Karzai set for Afghan vote win; watchdog finds fraud

Kabul, September 08: Afghan election returns on Tuesday put incumbent Hamid Karzai on course for a first-round victory, but a U.N.-backed watchdog said it had “clear and convincing evidence of fraud” and ordered a partial recount.

The results put Karzai and the Afghan election authorities on a collision course with an international community increasingly skeptical of the outcome of a poll it paid for.

Officials said the partial recount of the August 20 poll could postpone a final result for weeks or months, keeping Afghanistan in a prolonged state of political uncertainty.

With votes from 91.6 percent of polling stations counted, the Independent Election Commission (IEC) reported Karzai ahead with 54.1 percent of the vote to 28.3 for main rival Abdullah Abdullah, who accuses Karzai’s team of large scale fraud.

It was the first time the commission had reported Karzai on course to exceed the 50 percent threshold needed to win outright and avoid a second round, radically altering the calculations of Western diplomats keen to ensure a credible outcome.

A separate Electoral Complaints Commission (ECC), led by a Canadian and mainly appointed by the United Nations, went public with accusations of fraud for the first time.

“In the course of its investigations, the ECC has found clear and convincing evidence of fraud in a number of polling stations,” the body said in a statement.

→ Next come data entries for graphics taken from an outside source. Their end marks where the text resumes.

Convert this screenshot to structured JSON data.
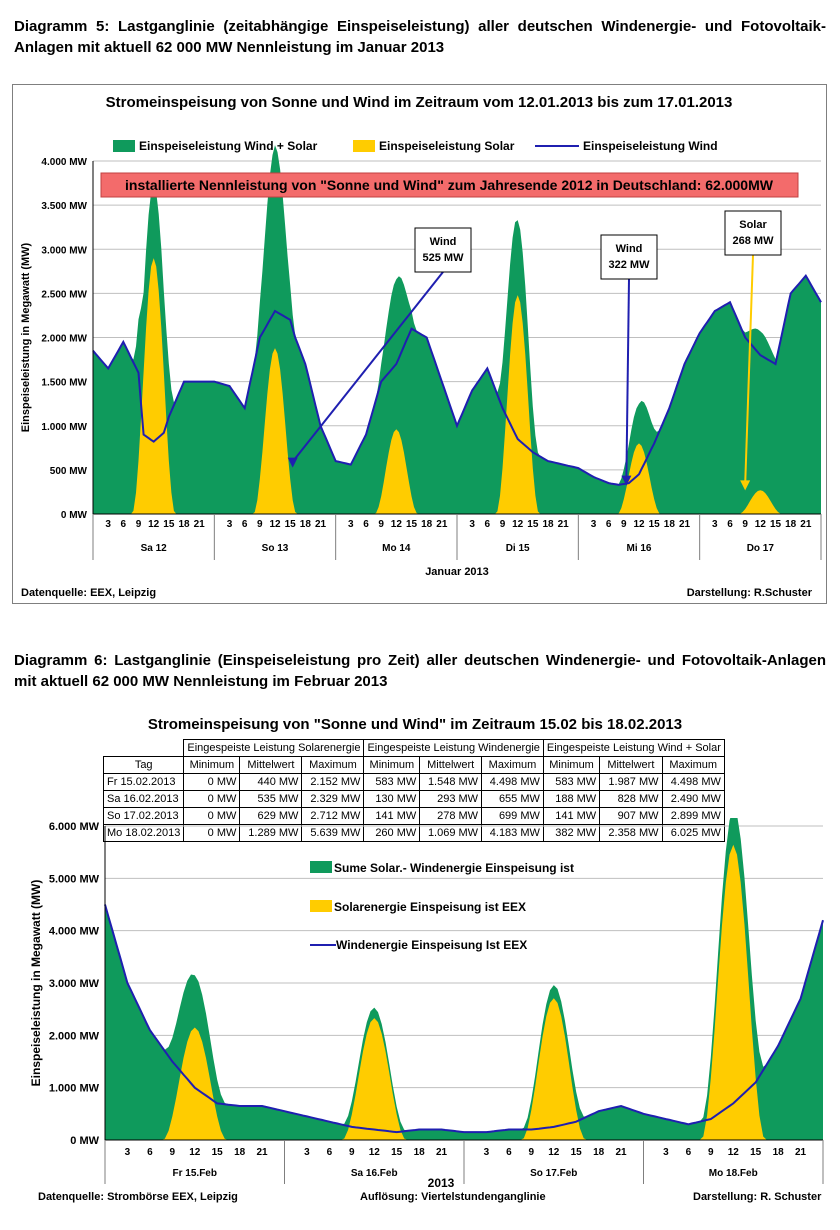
{
  "headings": {
    "d5": "Diagramm 5: Lastganglinie (zeitabhängige Einspeiseleistung) aller deutschen Windenergie- und Fotovoltaik-Anlagen mit aktuell 62 000 MW Nennleistung im Januar 2013",
    "d6": "Diagramm 6: Lastganglinie (Einspeiseleistung pro Zeit) aller deutschen Windenergie- und Fotovoltaik-Anlagen mit aktuell 62 000 MW Nennleistung im Februar 2013"
  },
  "colors": {
    "total": "#0f9a5c",
    "solar": "#ffcc00",
    "wind": "#1f1fb0",
    "banner": "#f36b6b"
  },
  "chart_data": [
    {
      "type": "area",
      "title": "Stromeinspeisung von Sonne und Wind im Zeitraum vom 12.01.2013 bis zum 17.01.2013",
      "ylabel": "Einspeiseleistung in Megawatt (MW)",
      "xlabel": "Januar 2013",
      "ylim": [
        0,
        4000
      ],
      "yticks": [
        "0 MW",
        "500 MW",
        "1.000 MW",
        "1.500 MW",
        "2.000 MW",
        "2.500 MW",
        "3.000 MW",
        "3.500 MW",
        "4.000 MW"
      ],
      "x_hour_ticks": [
        "3",
        "6",
        "9",
        "12",
        "15",
        "18",
        "21"
      ],
      "days": [
        "Sa 12",
        "So 13",
        "Mo 14",
        "Di 15",
        "Mi 16",
        "Do 17"
      ],
      "grid": true,
      "legend_position": "top",
      "banner": "installierte Nennleistung von \"Sonne und Wind\" zum Jahresende 2012 in Deutschland:  62.000MW",
      "annotations": [
        {
          "line1": "Wind",
          "line2": "525 MW",
          "x_hour": 39.5,
          "y": 525
        },
        {
          "line1": "Wind",
          "line2": "322 MW",
          "x_hour": 105.5,
          "y": 322
        },
        {
          "line1": "Solar",
          "line2": "268 MW",
          "x_hour": 129,
          "y": 268
        }
      ],
      "source": "Datenquelle: EEX, Leipzig",
      "credit": "Darstellung: R.Schuster",
      "series": [
        {
          "name": "Einspeiseleistung Wind + Solar",
          "kind": "total"
        },
        {
          "name": "Einspeiseleistung Solar",
          "kind": "solar",
          "daily_peak_hour": [
            12,
            12,
            12,
            12,
            12,
            12
          ],
          "daily_peak": [
            2900,
            1880,
            960,
            2480,
            800,
            270
          ]
        },
        {
          "name": "Einspeiseleistung Wind",
          "kind": "wind",
          "hours": [
            0,
            3,
            6,
            9,
            10,
            12,
            14,
            15,
            18,
            21,
            24,
            27,
            30,
            33,
            36,
            39,
            40,
            42,
            45,
            48,
            51,
            54,
            57,
            60,
            63,
            66,
            69,
            72,
            75,
            78,
            81,
            84,
            87,
            90,
            93,
            96,
            99,
            102,
            104,
            106,
            108,
            111,
            114,
            117,
            120,
            123,
            126,
            129,
            132,
            135,
            138,
            141,
            144
          ],
          "values": [
            1850,
            1650,
            1950,
            1600,
            900,
            820,
            920,
            1100,
            1500,
            1500,
            1500,
            1450,
            1200,
            2000,
            2300,
            2200,
            2000,
            1700,
            1000,
            600,
            560,
            900,
            1500,
            1700,
            2100,
            2000,
            1500,
            1000,
            1400,
            1650,
            1200,
            850,
            700,
            600,
            560,
            520,
            420,
            350,
            330,
            350,
            450,
            800,
            1200,
            1700,
            2050,
            2300,
            2400,
            2000,
            1800,
            1700,
            2500,
            2700,
            2400
          ]
        }
      ]
    },
    {
      "type": "area",
      "title": "Stromeinspeisung von \"Sonne und Wind\" im Zeitraum 15.02 bis 18.02.2013",
      "ylabel": "Einspeiseleistung in Megawatt (MW)",
      "xlabel": "2013",
      "ylim": [
        0,
        6000
      ],
      "yticks": [
        "0 MW",
        "1.000 MW",
        "2.000 MW",
        "3.000 MW",
        "4.000 MW",
        "5.000 MW",
        "6.000 MW"
      ],
      "x_hour_ticks": [
        "3",
        "6",
        "9",
        "12",
        "15",
        "18",
        "21"
      ],
      "days": [
        "Fr 15.Feb",
        "Sa 16.Feb",
        "So 17.Feb",
        "Mo 18.Feb"
      ],
      "grid": true,
      "legend_position": "right",
      "source": "Datenquelle:  Strombörse EEX, Leipzig",
      "resolution": "Auflösung: Viertelstundenganglinie",
      "credit": "Darstellung: R. Schuster",
      "series": [
        {
          "name": "Sume Solar.- Windenergie Einspeisung ist",
          "kind": "total"
        },
        {
          "name": "Solarenergie Einspeisung ist EEX",
          "kind": "solar",
          "daily_peak_hour": [
            12,
            12,
            12,
            12
          ],
          "daily_peak": [
            2150,
            2330,
            2710,
            5640
          ]
        },
        {
          "name": "Windenergie Einspeisung Ist EEX",
          "kind": "wind",
          "hours": [
            0,
            3,
            6,
            9,
            12,
            15,
            18,
            21,
            24,
            27,
            30,
            33,
            36,
            39,
            42,
            45,
            48,
            51,
            54,
            57,
            60,
            63,
            66,
            69,
            72,
            75,
            78,
            81,
            84,
            87,
            90,
            93,
            96
          ],
          "values": [
            4500,
            3000,
            2100,
            1500,
            1000,
            700,
            650,
            650,
            550,
            450,
            350,
            250,
            200,
            150,
            200,
            200,
            150,
            150,
            200,
            200,
            250,
            350,
            550,
            650,
            500,
            400,
            300,
            400,
            700,
            1100,
            1800,
            2700,
            4200
          ]
        }
      ],
      "table": {
        "group_headers": [
          "Eingespeiste Leistung Solarenergie",
          "Eingespeiste Leistung Windenergie",
          "Eingespeiste Leistung Wind  + Solar"
        ],
        "columns": [
          "Tag",
          "Minimum",
          "Mittelwert",
          "Maximum",
          "Minimum",
          "Mittelwert",
          "Maximum",
          "Minimum",
          "Mittelwert",
          "Maximum"
        ],
        "rows": [
          [
            "Fr 15.02.2013",
            "0 MW",
            "440 MW",
            "2.152 MW",
            "583 MW",
            "1.548 MW",
            "4.498 MW",
            "583 MW",
            "1.987 MW",
            "4.498 MW"
          ],
          [
            "Sa 16.02.2013",
            "0 MW",
            "535 MW",
            "2.329 MW",
            "130 MW",
            "293 MW",
            "655 MW",
            "188 MW",
            "828 MW",
            "2.490 MW"
          ],
          [
            "So 17.02.2013",
            "0 MW",
            "629 MW",
            "2.712 MW",
            "141 MW",
            "278 MW",
            "699 MW",
            "141 MW",
            "907 MW",
            "2.899 MW"
          ],
          [
            "Mo 18.02.2013",
            "0 MW",
            "1.289 MW",
            "5.639 MW",
            "260 MW",
            "1.069 MW",
            "4.183 MW",
            "382 MW",
            "2.358 MW",
            "6.025 MW"
          ]
        ]
      }
    }
  ]
}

It ordered the IEC to recount results from polling stations where one candidate received more than 95 percent of the vote or where more votes were cast than the expected maximum of 600.

The ECC must sign off on the result for it to be final.

The Afghan election commission, for its part, said it was already fighting fraud and had set aside results from more than 600 of the country’s 25,000 polling stations.

IEC Chief Electoral Officer Daoud Ali Najafi said it could take two to three months to comply with the ECC’s order. A second round, if needed, would be difficult to hold in Afghanistan beyond October because of extreme weather.

Some suspicious results posted earlier — including from a village where Karzai received every single vote cast and exactly 500 votes at each of four separate polling stations — were removed from the commission’s website without explanation.